During our lifetimes, the scandal of the particular has excluded women from construction jobs by accusing them of stealing jobs from men; it has excluded blacks from sitting at the same table, or using the same bathroom and drinking fountain as whites because the “law” said they had no right to those things; it has excluded young immigrants from legal status because their parents carried them over a border when they were babies; and it has excluded disabled people from all kinds of employment because “obviously” they couldn’t do the job. You can’t be the bread of life because we know your mommy and daddy. We do this to ourselves as well. We often say ourselves: who do you think you are believing you could change the world?
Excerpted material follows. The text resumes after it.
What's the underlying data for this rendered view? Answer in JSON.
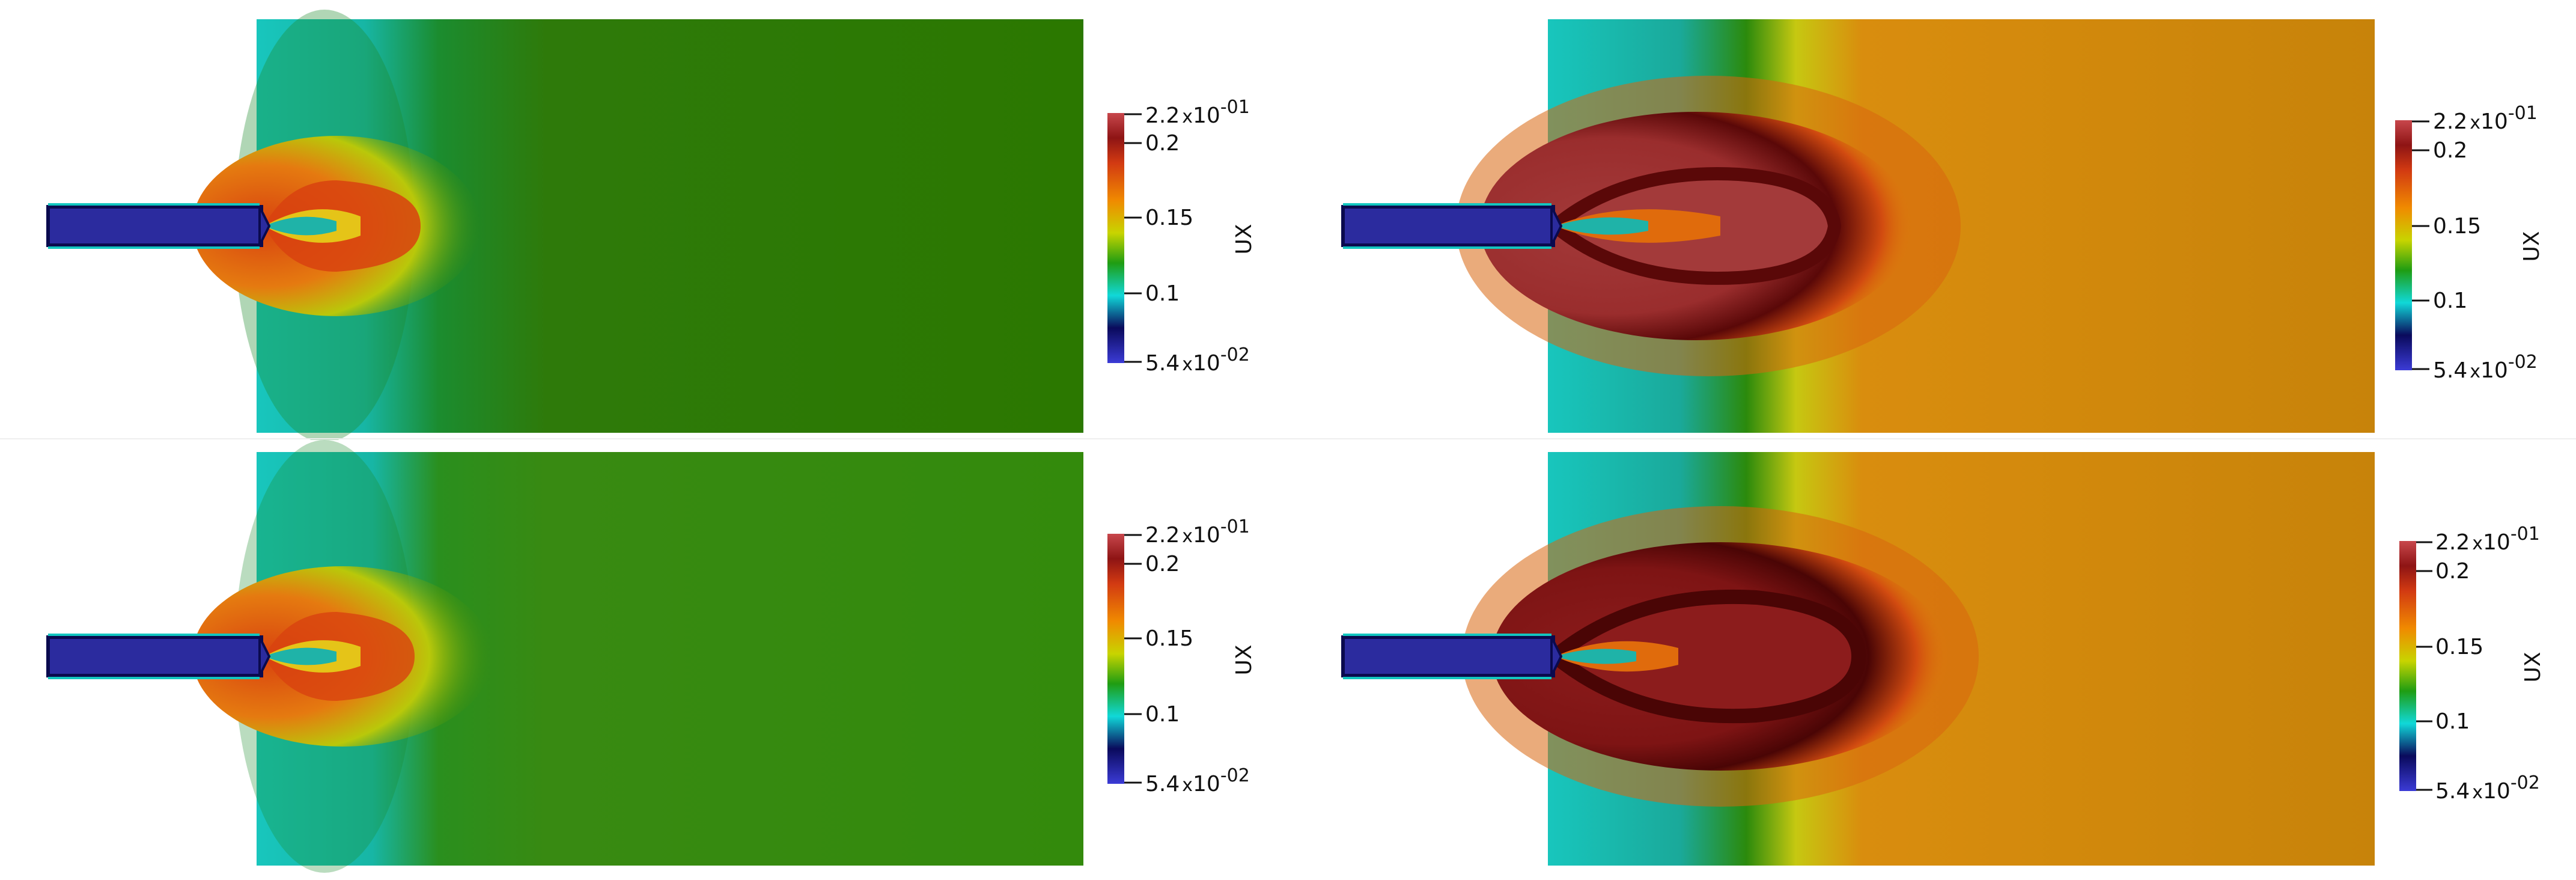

An even more timely distortion of Jesus’ teaching is revealed in the words, the bread that I will give is my flesh. That phrase makes me think of the reading I’ve done this last year about black people feeling the oppression of white supremacy in their bodies – in their flesh. Michael Dyson wrote: Our bodies carry memory… we feel the history in our bones… in the pits of our stomachs… inside our psyches… in our arteries. Ta Nahesi Coates spoke frequently of the fact that black bodies built this country for the benefit of whites. Could it be said that blacks have given the bread of life to this country by giving their flesh – as slaves, as victims of police brutality, as a discriminated group, as sexual objects? Blacks know the answer is yes. The rest of us have the luxury of debating that complex truth.
Yes, life is complex. And when we try to remove the complexity, we end up hurting somebody – maybe even ourselves. It’s difficult to keep engaging it. That’s why the sides in political debates are getting hardened: it’s easier to oversimplify than to engage the complexity. But the biblical story enters into the anguish of a father, whose son has become his enemy, and the critique of one who dares to call himself the bread of life in a particular body, and a particular time and place. How will we engage the complexity of our lives and of this world to be agents of reconciliation, rather than firebrands of conflict? How will we be the bread of life in our bodies, times, and places? May we dare to seek and find the answers to those questions.